Is This A Convenient Time To Clean?


Asking if it’s a convenient time to clean is equivalent to asking: “Is this a convenient time to extract your impacted molars”? The simple answer is “No.” There’s never a convenient time to clean (or remove impacted molars). Cleaning does not have any associated technical glamour or appeal — it tends to be considered a necessary evil and is therefore always inconvenient. No one comes to work in the morning excited about the prospect of cleaning. To make matters worse, often cleanroom surfaces don’t look any different after cleaning. Cleaning is also viewed as a disruption to the orderly flow of manufacturing; ostensibly, if you are cleaning, you cannot be making product.

On the one hand, cleaning is a recognized requirement for minimizing contamination in cleanrooms. But in practice, these activities are often postponed, compromised, or ignored. When this occurs, air-borne or contact-transferred contaminants will accumulate on critical surfaces and unless they are removed by regular cleaning activities — for example by wiping — these contaminants can affect processes, products and yield. It may seem incongruous that a low-technology activity such as the wiping of surfaces can be effective in controlling contamination in modern, totally-automated, multi-billion dollar semiconductor manufacturing facilities, but there is no substitute for the surface energy that wiping provides to remove contaminants and the subsequent containment of those contaminants within the wiper fabric.

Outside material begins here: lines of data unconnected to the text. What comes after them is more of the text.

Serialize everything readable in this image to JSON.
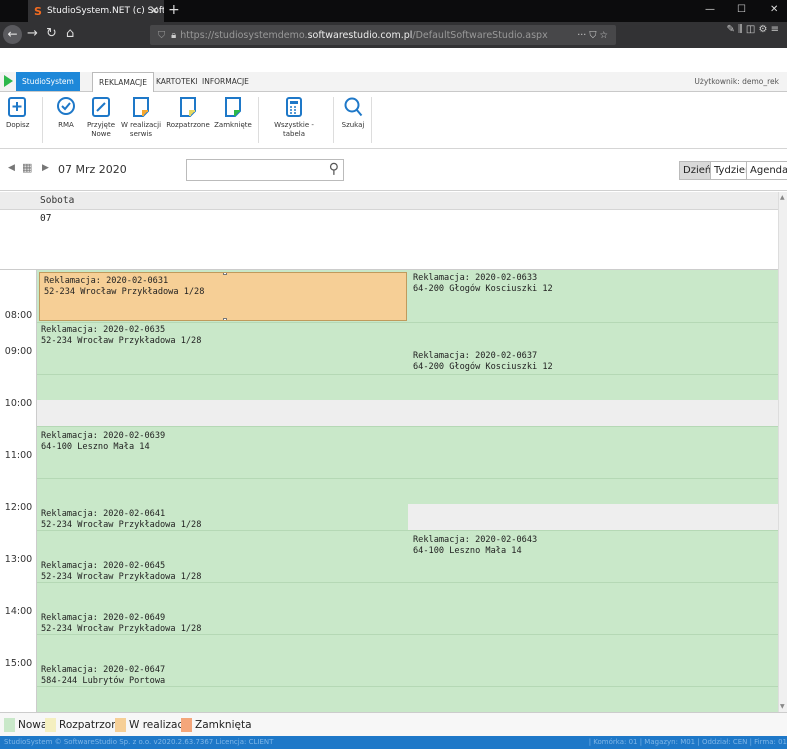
{
  "browser": {
    "tab_title": "StudioSystem.NET (c) Software",
    "url_prefix": "https://studiosystemdemo.",
    "url_domain": "softwarestudio.com.pl",
    "url_path": "/DefaultSoftwareStudio.aspx"
  },
  "app": {
    "brand": "StudioSystem",
    "tabs": [
      "REKLAMACJE",
      "KARTOTEKI",
      "INFORMACJE"
    ],
    "user_label": "Użytkownik: demo_rek"
  },
  "ribbon": {
    "add": "Dopisz",
    "rma": "RMA",
    "new_line1": "Przyjęte",
    "new_line2": "Nowe",
    "inprogress_line1": "W realizacji",
    "inprogress_line2": "serwis",
    "considered": "Rozpatrzone",
    "closed": "Zamknięte",
    "all_table": "Wszystkie - tabela",
    "search": "Szukaj"
  },
  "datenav": {
    "date": "07 Mrz 2020",
    "views": [
      "Dzień",
      "Tydzień",
      "Agenda"
    ]
  },
  "calendar": {
    "day_name": "Sobota",
    "day_number": "07",
    "hours": [
      "08:00",
      "09:00",
      "10:00",
      "11:00",
      "12:00",
      "13:00",
      "14:00",
      "15:00"
    ],
    "events": [
      {
        "title": "Reklamacja: 2020-02-0631",
        "address": "52-234 Wrocław Przykładowa 1/28"
      },
      {
        "title": "Reklamacja: 2020-02-0633",
        "address": "64-200 Głogów Kosciuszki 12"
      },
      {
        "title": "Reklamacja: 2020-02-0635",
        "address": "52-234 Wrocław Przykładowa 1/28"
      },
      {
        "title": "Reklamacja: 2020-02-0637",
        "address": "64-200 Głogów Kosciuszki 12"
      },
      {
        "title": "Reklamacja: 2020-02-0639",
        "address": "64-100 Leszno Mała 14"
      },
      {
        "title": "Reklamacja: 2020-02-0641",
        "address": "52-234 Wrocław Przykładowa 1/28"
      },
      {
        "title": "Reklamacja: 2020-02-0643",
        "address": "64-100 Leszno Mała 14"
      },
      {
        "title": "Reklamacja: 2020-02-0645",
        "address": "52-234 Wrocław Przykładowa 1/28"
      },
      {
        "title": "Reklamacja: 2020-02-0649",
        "address": "52-234 Wrocław Przykładowa 1/28"
      },
      {
        "title": "Reklamacja: 2020-02-0647",
        "address": "584-244 Lubrytów Portowa"
      }
    ]
  },
  "legend": [
    {
      "label": "Nowa",
      "color": "#c9e8c9"
    },
    {
      "label": "Rozpatrzona",
      "color": "#f4efc0"
    },
    {
      "label": "W realizacji",
      "color": "#f6cf96"
    },
    {
      "label": "Zamknięta",
      "color": "#f4a67a"
    }
  ],
  "footer": {
    "left": "StudioSystem © SoftwareStudio Sp. z o.o.  v2020.2.63.7367  Licencja: CLIENT",
    "right": "| Komórka: 01 | Magazyn: M01 | Oddział: CEN | Firma: 01"
  }
}
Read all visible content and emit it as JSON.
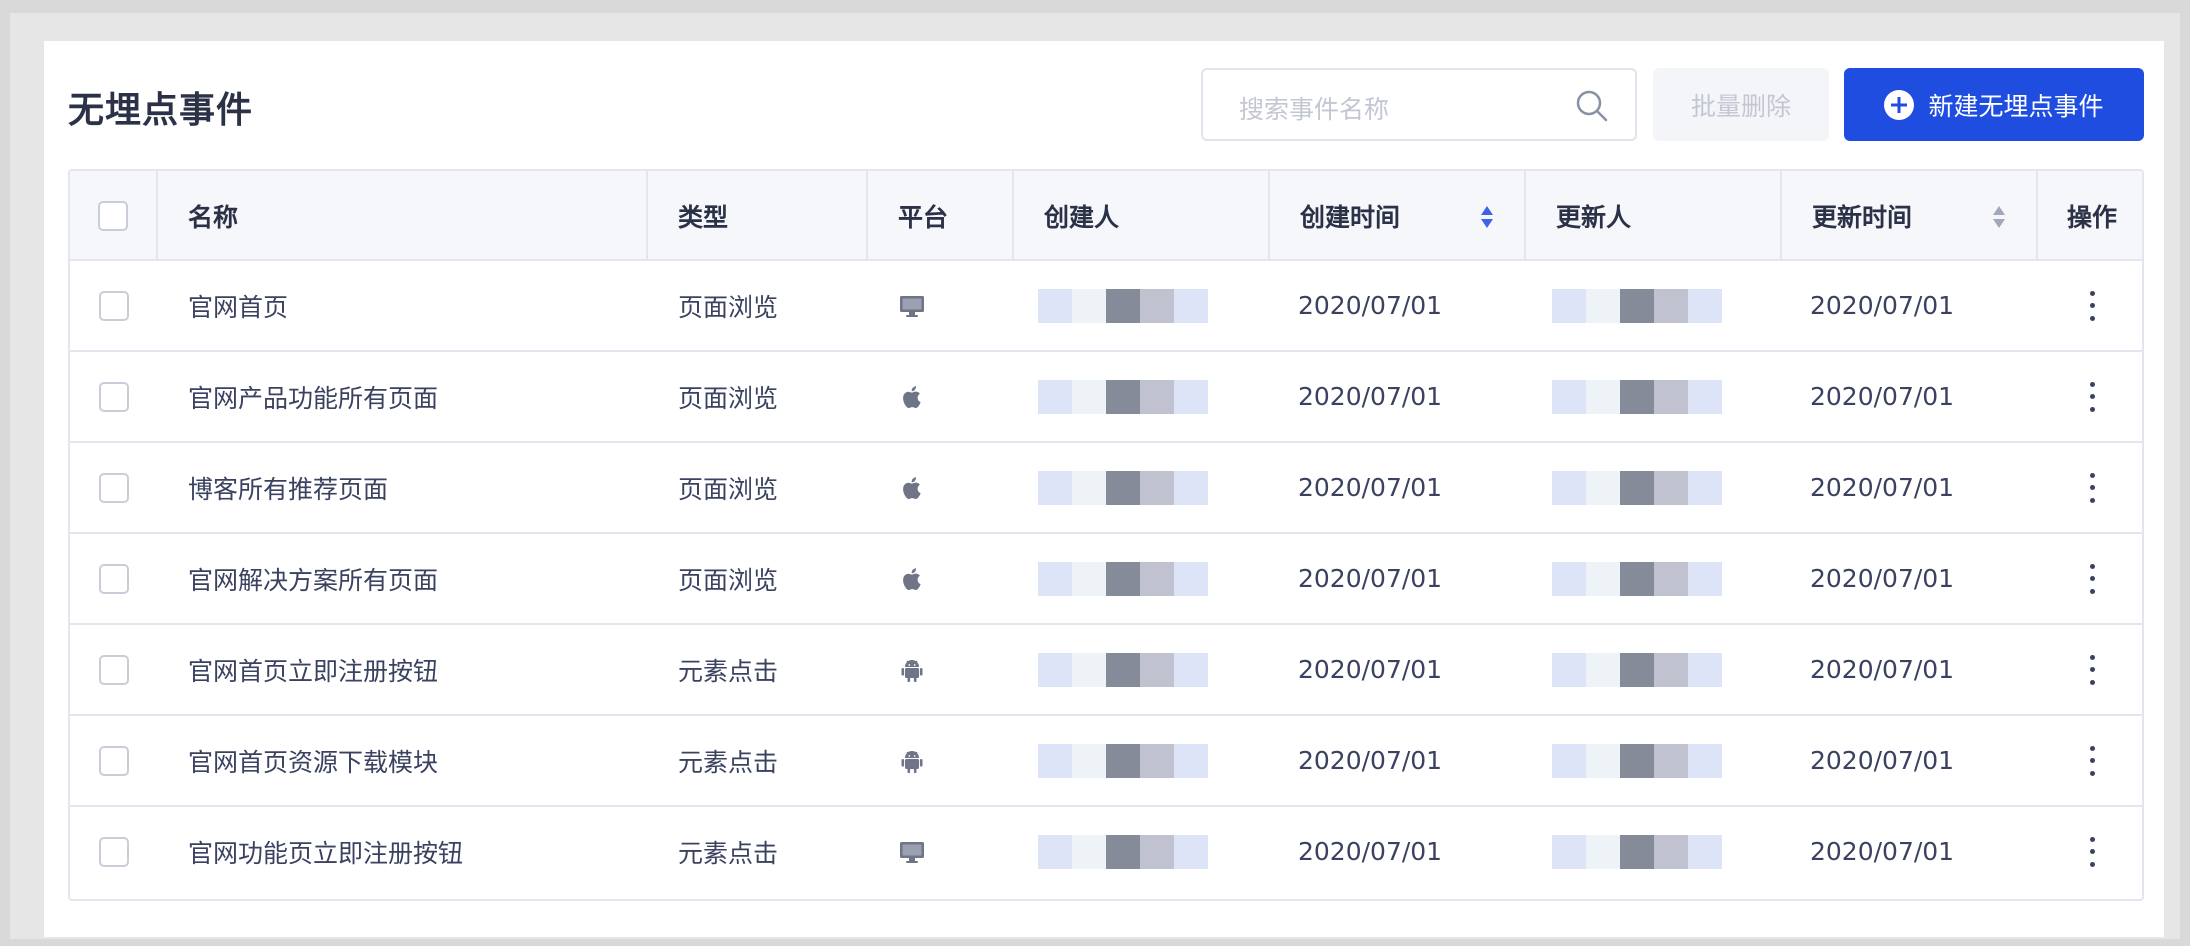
{
  "page": {
    "title": "无埋点事件"
  },
  "toolbar": {
    "search_placeholder": "搜索事件名称",
    "batch_delete_label": "批量删除",
    "new_event_label": "新建无埋点事件"
  },
  "table": {
    "columns": [
      "名称",
      "类型",
      "平台",
      "创建人",
      "创建时间",
      "更新人",
      "更新时间",
      "操作"
    ],
    "rows": [
      {
        "name": "官网首页",
        "type": "页面浏览",
        "platform": "desktop-icon",
        "created_at": "2020/07/01",
        "updated_at": "2020/07/01"
      },
      {
        "name": "官网产品功能所有页面",
        "type": "页面浏览",
        "platform": "apple-icon",
        "created_at": "2020/07/01",
        "updated_at": "2020/07/01"
      },
      {
        "name": "博客所有推荐页面",
        "type": "页面浏览",
        "platform": "apple-icon",
        "created_at": "2020/07/01",
        "updated_at": "2020/07/01"
      },
      {
        "name": "官网解决方案所有页面",
        "type": "页面浏览",
        "platform": "apple-icon",
        "created_at": "2020/07/01",
        "updated_at": "2020/07/01"
      },
      {
        "name": "官网首页立即注册按钮",
        "type": "元素点击",
        "platform": "android-icon",
        "created_at": "2020/07/01",
        "updated_at": "2020/07/01"
      },
      {
        "name": "官网首页资源下载模块",
        "type": "元素点击",
        "platform": "android-icon",
        "created_at": "2020/07/01",
        "updated_at": "2020/07/01"
      },
      {
        "name": "官网功能页立即注册按钮",
        "type": "元素点击",
        "platform": "desktop-icon",
        "created_at": "2020/07/01",
        "updated_at": "2020/07/01"
      }
    ]
  },
  "colors": {
    "accent": "#1f4de0",
    "text": "#2b3146",
    "sort_active": "#3d63e6",
    "sort_inactive": "#a3a8b8",
    "avatar_blocks": [
      "#dde4f8",
      "#eef3f8",
      "#868b99",
      "#c0c3cf",
      "#dde4f8"
    ]
  }
}
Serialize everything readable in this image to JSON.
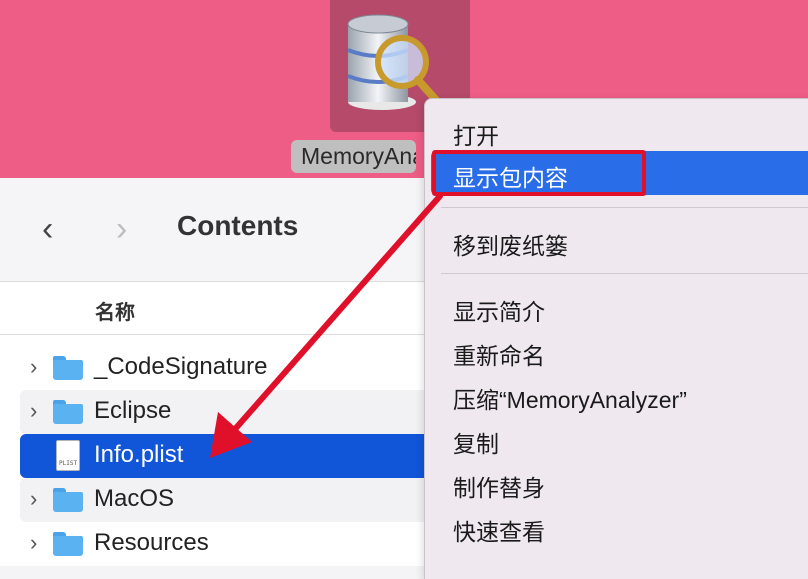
{
  "desktop": {
    "app_label": "MemoryAnalyzer",
    "background": "#ee5d86"
  },
  "finder": {
    "title": "Contents",
    "column_name": "名称",
    "back_glyph": "‹",
    "forward_glyph": "›",
    "items": [
      {
        "name": "_CodeSignature",
        "kind": "folder",
        "expandable": true
      },
      {
        "name": "Eclipse",
        "kind": "folder",
        "expandable": true
      },
      {
        "name": "Info.plist",
        "kind": "file",
        "expandable": false,
        "selected": true,
        "badge": "PLIST"
      },
      {
        "name": "MacOS",
        "kind": "folder",
        "expandable": true
      },
      {
        "name": "Resources",
        "kind": "folder",
        "expandable": true
      }
    ]
  },
  "context_menu": {
    "open": "打开",
    "show_package_contents": "显示包内容",
    "move_to_trash": "移到废纸篓",
    "get_info": "显示简介",
    "rename": "重新命名",
    "compress": "压缩“MemoryAnalyzer”",
    "duplicate": "复制",
    "make_alias": "制作替身",
    "quick_look": "快速查看"
  },
  "colors": {
    "selection": "#1155d8",
    "menu_highlight": "#2a6de9",
    "annotation": "#e0102a"
  }
}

There are three interconnected solutions to address this problem:

  • Protocol development and training
  • Convenience
  • Audits

Cleanroom operators must be supplied with written protocols on contamination control. For wiping activities, the protocol should explain what objects to wipe, what type of wipers and cleaning agents to use, how often to do the wiping and how to wipe for best results. Operators need to be trained, tested for proficiency and re-trained on a regular basis. Illustrated posters are excellent ways to reinforce proper protocol. As a good rule of thumb, each operator should be trained to wipe his or her immediate work area at the beginning of the shift, before beginning any routine production tasks. That way, the operator knows that the area is clean for that work period.